2021-08-09-llvm学习 #
我最近想往我们代码库引入一个静态分析,所以需要使用clang AST matcher,所以下面的内容实际上包含两部分即AST的学习和我要用AST MATCHER解决什么东西?最后我使用Clang-Tidy建立了什么检查条件和解决了什么问题
1 AST #
参考:
- https://clang.llvm.org/docs/IntroductionToTheClangAST.html 一些基础的概念的介绍,介绍起始的概念
- https://jywhy6.zone/2020/11/27/clang-notes/#RecursiveASTVisitor-%20%E7%9B%B8%E5%85%B3 一片介绍比较详细的blog
- https://blog.csdn.net/qq_23599965/article/details/94595735 clang里面AST的基础类型的关系等东西
Clang参考的文档为:
- https://clang.llvm.org/doxygen/ 完整文档
- https://clang.llvm.org/docs/LibASTMatchersReference.html ASTMatcher的内容
简单来说
2 AST MATCHER #
可以阅读第二个链接的英文的话建议直接阅读,下面实际上就是个比较粗糙的翻译。
参考:
- https://clang.llvm.org/docs/LibASTMatchers.html 如何使用AST-Matcher
- https://clang.llvm.org/docs/LibASTMatchersReference.html 一个具体的,使用AST Matcher的内容
- https://xinhuang.github.io/posts/2015-02-08-clang-tutorial-the-ast-matcher.html 给了一个AST Matcher的例子
AST Matcher主要包含三种不同类型的match:
- Node Matchers: 用来匹配特定类型的AST节点的MATCHER
- Narrowing Matchers: 用来匹配AST节点属性的MATCHER,可以用来缩小范围
- Traversal Matchers: 用来匹配在AST节点之间遍历的MATCHER
这里有几点要注意,AST节点完全展开实际上内部有很多的隐式转换,默认的AST Matcher运行的结构为AsIs模式,这个模式要求必须精确匹配/忽略内部节点,因此如果不追求精确匹配,建议使用IgnoreUnlessSpelledInSource模式。
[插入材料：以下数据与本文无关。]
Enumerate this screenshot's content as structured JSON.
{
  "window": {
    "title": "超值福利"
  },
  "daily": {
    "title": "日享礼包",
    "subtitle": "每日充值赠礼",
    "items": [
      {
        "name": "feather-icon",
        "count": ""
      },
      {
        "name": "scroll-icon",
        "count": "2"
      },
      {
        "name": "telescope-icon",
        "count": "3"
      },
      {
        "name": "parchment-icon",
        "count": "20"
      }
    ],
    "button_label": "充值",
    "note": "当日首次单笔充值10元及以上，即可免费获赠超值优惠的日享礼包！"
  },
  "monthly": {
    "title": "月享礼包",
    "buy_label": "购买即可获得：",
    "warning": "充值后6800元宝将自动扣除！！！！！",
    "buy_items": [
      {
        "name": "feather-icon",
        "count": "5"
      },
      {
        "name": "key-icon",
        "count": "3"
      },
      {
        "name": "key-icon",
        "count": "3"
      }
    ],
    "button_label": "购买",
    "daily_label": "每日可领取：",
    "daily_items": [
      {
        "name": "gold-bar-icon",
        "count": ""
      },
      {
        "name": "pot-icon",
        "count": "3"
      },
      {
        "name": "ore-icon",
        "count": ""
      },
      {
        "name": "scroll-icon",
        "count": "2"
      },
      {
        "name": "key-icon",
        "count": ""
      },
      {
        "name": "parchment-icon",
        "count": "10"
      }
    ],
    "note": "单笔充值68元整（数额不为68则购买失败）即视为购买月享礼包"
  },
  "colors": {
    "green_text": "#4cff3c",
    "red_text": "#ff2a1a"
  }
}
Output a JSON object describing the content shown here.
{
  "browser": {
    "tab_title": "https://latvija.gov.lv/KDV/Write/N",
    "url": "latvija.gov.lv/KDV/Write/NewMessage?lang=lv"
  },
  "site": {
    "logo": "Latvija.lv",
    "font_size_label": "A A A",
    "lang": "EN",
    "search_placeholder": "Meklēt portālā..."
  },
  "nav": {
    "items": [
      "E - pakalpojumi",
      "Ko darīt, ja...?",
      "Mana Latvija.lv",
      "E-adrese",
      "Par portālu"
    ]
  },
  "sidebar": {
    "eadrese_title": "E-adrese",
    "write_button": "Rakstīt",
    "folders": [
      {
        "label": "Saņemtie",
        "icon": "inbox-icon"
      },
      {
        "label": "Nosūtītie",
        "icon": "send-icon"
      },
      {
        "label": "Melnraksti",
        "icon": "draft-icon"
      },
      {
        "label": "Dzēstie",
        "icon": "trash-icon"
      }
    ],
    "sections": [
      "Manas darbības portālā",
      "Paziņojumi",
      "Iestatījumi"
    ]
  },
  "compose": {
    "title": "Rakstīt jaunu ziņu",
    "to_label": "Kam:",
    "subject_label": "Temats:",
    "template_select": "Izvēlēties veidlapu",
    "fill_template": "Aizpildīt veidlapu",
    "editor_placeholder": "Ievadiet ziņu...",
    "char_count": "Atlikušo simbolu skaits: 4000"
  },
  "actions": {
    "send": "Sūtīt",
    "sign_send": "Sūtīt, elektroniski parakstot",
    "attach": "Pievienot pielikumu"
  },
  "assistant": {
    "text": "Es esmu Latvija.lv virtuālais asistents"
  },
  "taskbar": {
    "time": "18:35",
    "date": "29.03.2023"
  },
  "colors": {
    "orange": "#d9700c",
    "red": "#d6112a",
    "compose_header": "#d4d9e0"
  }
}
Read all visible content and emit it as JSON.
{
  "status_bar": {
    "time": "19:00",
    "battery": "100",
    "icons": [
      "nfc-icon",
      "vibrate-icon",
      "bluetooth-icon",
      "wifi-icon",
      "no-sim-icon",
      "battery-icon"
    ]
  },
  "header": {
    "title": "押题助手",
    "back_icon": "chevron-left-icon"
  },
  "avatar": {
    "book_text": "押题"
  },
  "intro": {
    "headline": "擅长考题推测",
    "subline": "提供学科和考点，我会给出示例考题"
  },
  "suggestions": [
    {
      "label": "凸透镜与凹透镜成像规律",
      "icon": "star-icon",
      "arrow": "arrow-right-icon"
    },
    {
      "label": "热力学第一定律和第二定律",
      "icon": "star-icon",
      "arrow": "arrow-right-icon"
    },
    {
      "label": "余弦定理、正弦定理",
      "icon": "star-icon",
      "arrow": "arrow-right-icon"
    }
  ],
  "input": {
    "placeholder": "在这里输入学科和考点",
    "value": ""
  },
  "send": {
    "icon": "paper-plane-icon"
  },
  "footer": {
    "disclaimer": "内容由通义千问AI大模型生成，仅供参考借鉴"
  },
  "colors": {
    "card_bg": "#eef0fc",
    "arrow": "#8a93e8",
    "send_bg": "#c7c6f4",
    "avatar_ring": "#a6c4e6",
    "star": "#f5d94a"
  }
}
使用clang query的话,需要使用下面命令来修改匹配模式
set traversal IgnoreUnlessSpelledInSource
如果是C++代码,比方说修改clang-tidy的源码,使用这个源码
Finder->addMatcher(traverse(TK_IgnoreUnlessSpelledInSource,
  returnStmt(hasReturnArgument(integerLiteral(equals(0))))
  ), this);
2.1 匹配构造函数里面调用两次 #
stackoverflow上面的原链接:https://stackoverflow.com/questions/60435722/clang-ast-matchers-how-to-find-function-body-from-a-function-declaration
想匹配的代码是
class Dummy_file
{
  FILE *f1_;
  FILE *f2_;
  public:
    Dummy_file(const char* f1_name, const char* f2_name, const char * mode){
        f1_ = fopen(f1_name, mode);
        f2_ = fopen(f2_name, mode);
    }
    ~Dummy_file(){
        fclose(f1_);
        fclose(f2_);
    }
};
看上去还是比较直接的,相匹配的类别,其构造函数调用了两次fopen。对应到语法当中是有子节点,且子节点调用了两次fopen
直接看
//匹配构造函数
cxxConstructorDecl(
    //有子节点,这不不能用has是为了传递
    hasDescendant(
        //调用了函数
        callExpr(
            callee(
                //函数有名字fopen
                functionDecl(hasName("fopen"))
            )
        ).bind("fopencall")
    )
).bind("ctr")
2.2 检测比较,比较对象一个是自定的类型 #
stackoverflow上面的原链接:https://stackoverflow.com/questions/59404925/clang-ast-matcher-for-variables-compared-to-different-variable-types
代码为
typedef int my_type;
void foo()
{
       int x = 0;//this should be identified as need to be fixed
       my_type z = 0;
       if( x == z){
               //match this case
       }
}
比较的Matcher为
// Match binary operators
binaryOperator(
    // that are equality comparisons,
    hasOperatorName("=="),
    // where one side refers to a variable
    hasEitherOperand(ignoringImpCasts(declRefExpr(to(varDecl(
        // whose type is a typedef or type alias
        hasType(typedefNameDecl(
            // named "::my_type"
            hasName("::my_type"),
            // that aliases any type, which is bound to the name "aliased",
            hasType(type().bind("aliased"))))))))),
    // and where one side refers to a variable
    hasEitherOperand(ignoringImpCasts(declRefExpr(to(varDecl(
        // whose type is the same as the type bound to "aliased",
        // which is bound to the name "declToChange".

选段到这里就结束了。